Written by Edward Albee

Translated by Ádám Réz

 

Cast:

Agnes: Gizi Fekete

Tobias: József Székhelyi

Claire: Zsuzsa Csarnóy

Julia: Zsuzsanna Cseh

Edna: Mária Bajcsay

Harry: Zoltán Szerémi

 

 

Set Design: Péter Galambos

Costume Design: Enikő Kárpáti

Dramaturgy: Eszter Orbán

 

Prompter: Noémi Szabó

Stage Manager: Zsolt Kertész

Assistant Director: Orsolya Szabó

 

Directed by Péter Galambos

Premier: January 21, 2006. National Theater of Szeged, Hungary.

 

Missing the outset of a performance can be very ticklish. It is one of the events we cannot be blamed for. Just as our partner has been putting on her make-up for half an hour, she has had a run in her stocking, thus she has put on a new collection of clothes with the matching colors. Or, in an opposite case, he has not taken the right turn to gain some time, and has not parked the car where it would not take 15 minutes to reach the theatre from. S/he has no cash, the check girl does not have enough change. We do not care, we leave her there and gallop up the stairs. As it usually is, our seats are at the middle of the aisle, so we break our way through our neighbors while murmuring some embarrassing apologies. We are late, the actors are on stage, so we sit down, look at each other in anger and say: “You see, I told ya not to …!” Both of us finish this sentence with our grievances. In this very moment, we draw our guns and blow out the other’s brain. Or vice versa. Or we both kill the other. Or, let alone, we blow our brains out because we are fed up. The delicate balance is upset.

 

A Delicate Balance, directed by Péter Galambos, starts with adding fuel to the flames: Agnes (Gizi Fekete) and Tobias (József Székhelyi) are on stage 3-4 minutes before the actual beginning. It is exactly that 3-4 minutes during which the already-frustrated people fuming and forcing a smile (“snoblesse oblige”) are arriving. Seemingly, this trick is one from the directorial trades. Everyone gets cheesed off: those who are late, and those who have arrived in time. The late-comers are scrambling over them, they are murmuring and fidgeting about. Finally, when the lights are out and the performance really starts, the whole audience is nothing but a huge room of tension.

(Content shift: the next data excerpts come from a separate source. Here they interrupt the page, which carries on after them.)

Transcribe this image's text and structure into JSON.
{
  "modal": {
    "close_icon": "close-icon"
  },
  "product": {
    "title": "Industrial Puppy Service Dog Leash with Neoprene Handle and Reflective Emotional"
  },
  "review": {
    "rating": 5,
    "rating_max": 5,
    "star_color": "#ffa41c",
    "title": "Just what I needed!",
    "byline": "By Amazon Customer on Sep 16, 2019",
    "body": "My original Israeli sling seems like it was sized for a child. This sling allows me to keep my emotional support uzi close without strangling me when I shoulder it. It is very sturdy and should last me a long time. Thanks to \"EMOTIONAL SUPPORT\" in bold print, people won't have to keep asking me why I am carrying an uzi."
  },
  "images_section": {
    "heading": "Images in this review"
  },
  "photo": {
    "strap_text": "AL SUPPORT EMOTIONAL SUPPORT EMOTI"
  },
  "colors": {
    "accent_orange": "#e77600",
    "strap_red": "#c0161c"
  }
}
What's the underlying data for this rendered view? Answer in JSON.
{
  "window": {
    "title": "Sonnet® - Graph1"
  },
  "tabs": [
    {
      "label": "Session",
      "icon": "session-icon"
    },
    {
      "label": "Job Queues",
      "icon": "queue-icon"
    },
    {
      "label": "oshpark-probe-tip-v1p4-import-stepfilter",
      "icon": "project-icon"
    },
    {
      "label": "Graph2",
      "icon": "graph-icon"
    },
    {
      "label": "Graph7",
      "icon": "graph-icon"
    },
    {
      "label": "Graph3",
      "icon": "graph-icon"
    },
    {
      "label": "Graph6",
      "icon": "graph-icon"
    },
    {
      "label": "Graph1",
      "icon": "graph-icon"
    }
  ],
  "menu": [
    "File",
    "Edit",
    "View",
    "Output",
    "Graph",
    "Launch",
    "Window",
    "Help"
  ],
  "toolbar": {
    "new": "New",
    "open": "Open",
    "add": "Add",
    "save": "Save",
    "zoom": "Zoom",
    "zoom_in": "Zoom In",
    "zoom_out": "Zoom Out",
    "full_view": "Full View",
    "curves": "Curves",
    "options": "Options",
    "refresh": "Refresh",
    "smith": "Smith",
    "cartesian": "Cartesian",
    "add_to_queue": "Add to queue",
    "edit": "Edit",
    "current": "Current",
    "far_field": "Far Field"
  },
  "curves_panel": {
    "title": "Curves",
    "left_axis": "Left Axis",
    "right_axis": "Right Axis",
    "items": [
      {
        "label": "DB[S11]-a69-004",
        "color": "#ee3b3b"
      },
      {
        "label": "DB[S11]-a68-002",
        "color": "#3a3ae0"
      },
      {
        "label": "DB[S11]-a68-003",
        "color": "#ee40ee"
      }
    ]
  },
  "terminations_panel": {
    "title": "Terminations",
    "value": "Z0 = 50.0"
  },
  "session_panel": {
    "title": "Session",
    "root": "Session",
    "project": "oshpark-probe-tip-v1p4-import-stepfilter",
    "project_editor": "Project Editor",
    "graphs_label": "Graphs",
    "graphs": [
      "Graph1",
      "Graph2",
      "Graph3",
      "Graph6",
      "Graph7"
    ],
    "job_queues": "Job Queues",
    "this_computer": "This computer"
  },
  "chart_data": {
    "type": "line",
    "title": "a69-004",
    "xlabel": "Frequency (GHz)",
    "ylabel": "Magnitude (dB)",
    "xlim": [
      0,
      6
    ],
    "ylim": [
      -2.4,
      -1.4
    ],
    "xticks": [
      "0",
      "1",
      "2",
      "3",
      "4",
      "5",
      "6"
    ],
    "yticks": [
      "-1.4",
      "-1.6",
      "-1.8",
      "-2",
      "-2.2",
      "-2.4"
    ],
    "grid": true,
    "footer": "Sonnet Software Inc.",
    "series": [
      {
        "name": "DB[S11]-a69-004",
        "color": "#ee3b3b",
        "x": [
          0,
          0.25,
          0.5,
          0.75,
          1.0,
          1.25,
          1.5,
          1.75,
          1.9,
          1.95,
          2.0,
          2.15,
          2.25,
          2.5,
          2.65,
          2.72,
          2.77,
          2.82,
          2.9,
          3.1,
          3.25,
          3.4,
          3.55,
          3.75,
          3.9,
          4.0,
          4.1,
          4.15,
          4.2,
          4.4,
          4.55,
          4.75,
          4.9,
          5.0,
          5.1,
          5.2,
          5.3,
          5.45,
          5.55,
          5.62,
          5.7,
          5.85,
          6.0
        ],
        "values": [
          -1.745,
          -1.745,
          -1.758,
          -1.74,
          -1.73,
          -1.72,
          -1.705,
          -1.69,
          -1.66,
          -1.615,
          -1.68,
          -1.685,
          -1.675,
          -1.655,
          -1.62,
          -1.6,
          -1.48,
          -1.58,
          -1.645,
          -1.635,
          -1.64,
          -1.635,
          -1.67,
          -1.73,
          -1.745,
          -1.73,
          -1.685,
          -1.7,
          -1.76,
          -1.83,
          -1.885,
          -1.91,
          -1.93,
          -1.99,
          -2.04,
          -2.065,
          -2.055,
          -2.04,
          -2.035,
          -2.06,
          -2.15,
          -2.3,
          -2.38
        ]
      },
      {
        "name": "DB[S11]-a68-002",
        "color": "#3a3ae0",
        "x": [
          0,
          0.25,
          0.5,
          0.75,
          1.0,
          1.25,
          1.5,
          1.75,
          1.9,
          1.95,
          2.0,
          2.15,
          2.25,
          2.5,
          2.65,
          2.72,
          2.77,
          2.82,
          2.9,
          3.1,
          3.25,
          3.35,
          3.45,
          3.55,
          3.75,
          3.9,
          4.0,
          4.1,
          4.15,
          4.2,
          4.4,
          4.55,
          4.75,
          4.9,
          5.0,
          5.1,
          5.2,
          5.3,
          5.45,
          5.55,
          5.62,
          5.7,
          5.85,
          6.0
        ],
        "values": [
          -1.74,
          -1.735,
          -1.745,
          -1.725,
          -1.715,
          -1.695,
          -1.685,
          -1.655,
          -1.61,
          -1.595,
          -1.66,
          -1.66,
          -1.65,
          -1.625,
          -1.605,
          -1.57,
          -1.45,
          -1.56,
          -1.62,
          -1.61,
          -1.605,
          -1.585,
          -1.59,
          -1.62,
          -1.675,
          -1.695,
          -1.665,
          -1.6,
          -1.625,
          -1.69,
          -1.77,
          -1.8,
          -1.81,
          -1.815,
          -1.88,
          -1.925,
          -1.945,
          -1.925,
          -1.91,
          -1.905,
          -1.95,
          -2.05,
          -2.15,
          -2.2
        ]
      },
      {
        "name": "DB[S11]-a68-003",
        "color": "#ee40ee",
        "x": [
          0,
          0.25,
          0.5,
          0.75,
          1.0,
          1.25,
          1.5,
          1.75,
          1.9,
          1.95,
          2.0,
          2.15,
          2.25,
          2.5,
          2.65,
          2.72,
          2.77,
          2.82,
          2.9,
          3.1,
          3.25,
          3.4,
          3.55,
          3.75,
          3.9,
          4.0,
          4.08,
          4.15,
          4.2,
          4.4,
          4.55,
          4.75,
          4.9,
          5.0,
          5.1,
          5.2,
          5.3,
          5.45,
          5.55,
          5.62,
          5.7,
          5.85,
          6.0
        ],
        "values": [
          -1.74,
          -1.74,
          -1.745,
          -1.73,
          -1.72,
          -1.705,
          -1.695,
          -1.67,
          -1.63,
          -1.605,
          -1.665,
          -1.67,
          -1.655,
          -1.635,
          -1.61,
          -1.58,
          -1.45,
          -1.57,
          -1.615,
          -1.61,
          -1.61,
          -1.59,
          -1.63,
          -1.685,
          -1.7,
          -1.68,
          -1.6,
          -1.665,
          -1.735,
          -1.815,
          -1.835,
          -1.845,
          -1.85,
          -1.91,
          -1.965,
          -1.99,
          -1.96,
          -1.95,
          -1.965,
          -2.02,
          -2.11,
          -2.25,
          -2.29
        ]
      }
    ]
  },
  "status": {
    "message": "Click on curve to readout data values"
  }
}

Agnes and Tobias make up a middle-class couple sitting in their minimalist-style living room. Everything is strikingly black and white: the walls and the doors; the floor and the carpet; the pattern of the limousine-long sofa. The two poles of the color scale bring in the sense of a comfortable balance but that of the suffocating boredom as well. The dialogues between Agnes and Tobias are also meaninglessly mainstream, unlike their private remarks and shorter or longer soliloquies about their grievances articulated in the echoic voice of a microphone. These beginning remarks are the essence of the play, and –let’s face it– they are not strange to our ears. Did not we have the same silent remarks about our partner when we were on our way to the theatre? And how was that with that gun? Did we get so annoyed that we would like to blow his/her brains out? This is the case with Tobias. He is blowing out Agnes’s mind. Then again. And again. In principle, of course. This outset, extraneous to the original text, is effectively absurd and incisively real at the very same time: it is the spectator’s shot and the metallic voice of his/her dumb thoughts that are echoing on the stage.

 [http://www.nemzetiszinhaz.szeged.hu/hun/stone/performance.php?id=224]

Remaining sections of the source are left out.